研究では、「敗北後にサッカーファンが感じる痛みは、勝利の喜びの2倍以上」、つまりサッカー観戦を続けることによる影響は、長い目でみれば「はるかにネガティブ」なのだという驚きの結果を示している。
3年間で3万2000人から合計300万の回答を収集・分析
研究チームは、質問への回答でユーザーの「幸福度」を数値化するスマートフォンアプリ「Mappiness(マッピネス)」を使い、3年間で3万2000人から合計300万の回答を収集し分析。アプリは、ユーザーがどう感じているか、何をしているか、などを定期的に尋ねた。回答と試合結果を組み合わせることで、ファンの試合中・試合後の心情を把握した。
すると、サッカーファンでいることの影響は、長い目でみれば「はるかにネガティブ」であると示されたという。平均して、ファンの幸福度は「勝利」から1時間後に3.9ポイント増したが、2時間後には1.3ポイント、3時間後には1.1ポイントにまで落ちた。一方で「敗北」の場合、幸福度は1時間後に7.8ポイント低下し、2時間後は3.1ポイント、3時間後にも3.2ポイント低下をしていた。なお、「自宅」よりも「現地」で観戦していたほうが幸福度の上下動が大きくなる。
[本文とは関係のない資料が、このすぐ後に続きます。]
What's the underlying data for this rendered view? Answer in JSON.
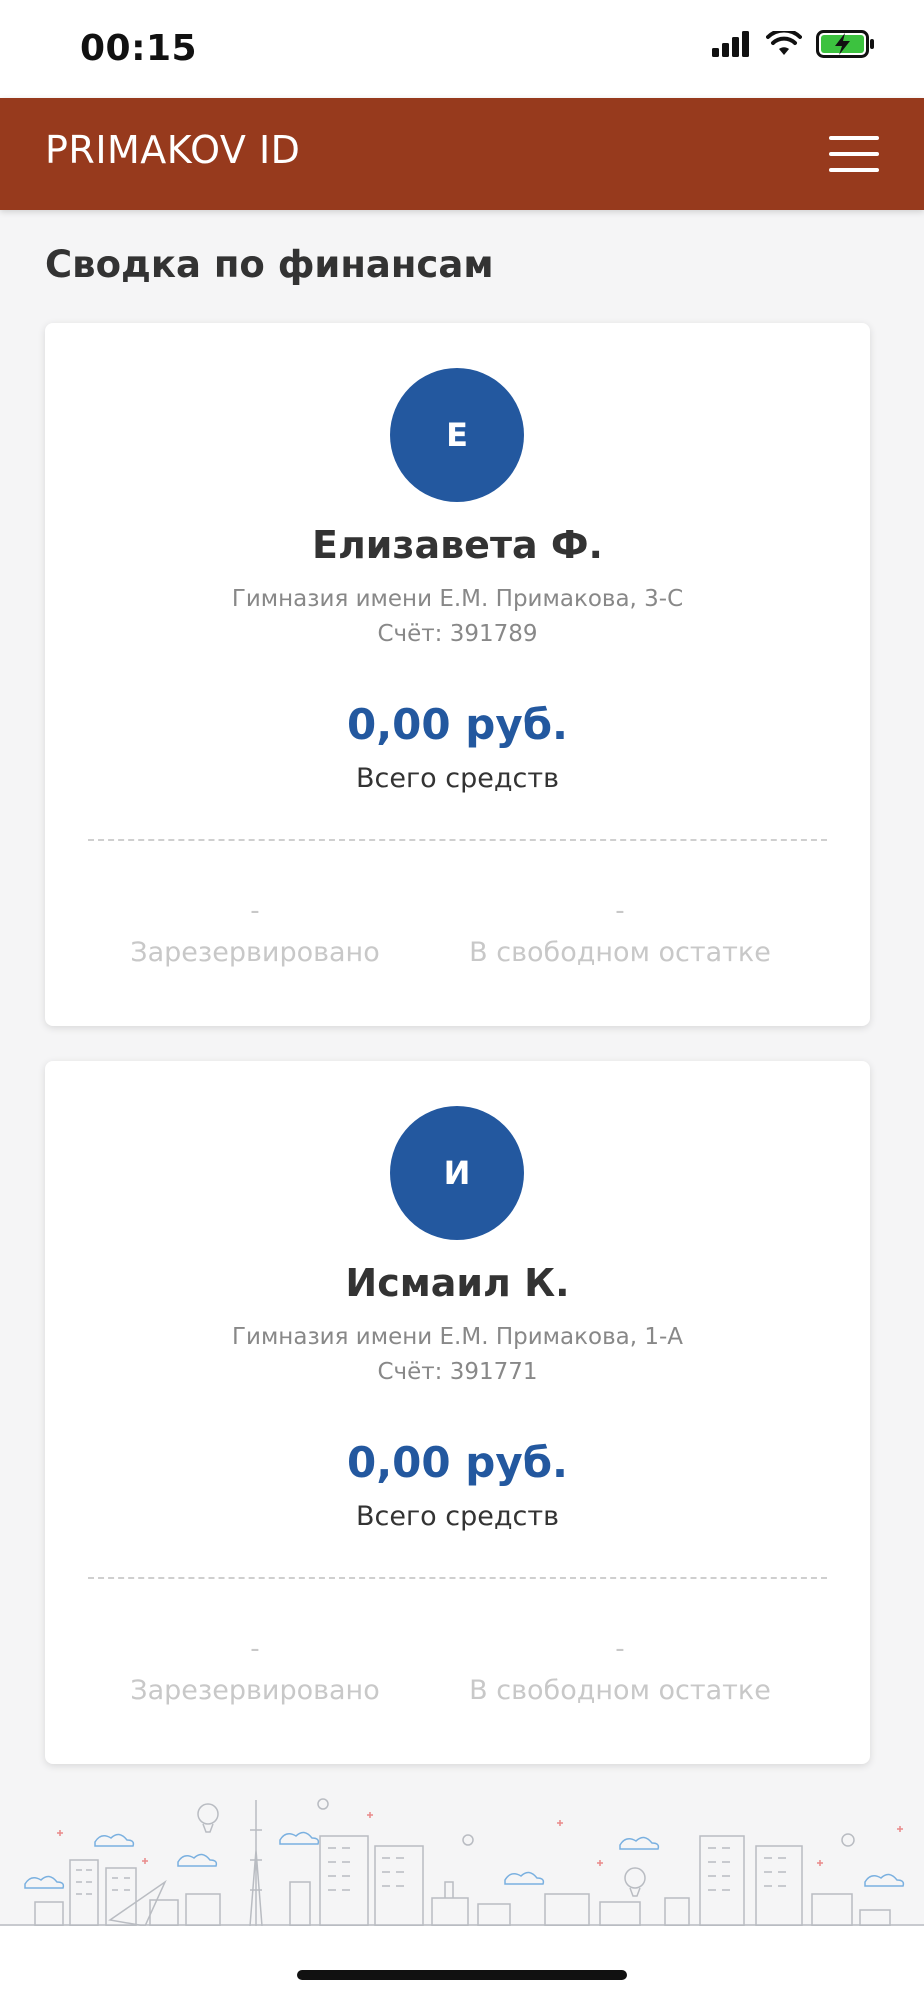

同大の行動経済学者で、今回使ったアプリの開発者でもあるジョージ・マッケロン博士は「ほとんどのファンはサッカーが人々を幸せにすると言うが、このデータは異なる。サッカーの試合は平均して、人の幸福にとって圧倒的に負の影響があると示している。喜びより痛みが増すにもかかわらずチームの応援を続けることは、経済学的にみれば非合理的だ」との分析を発表文で示している。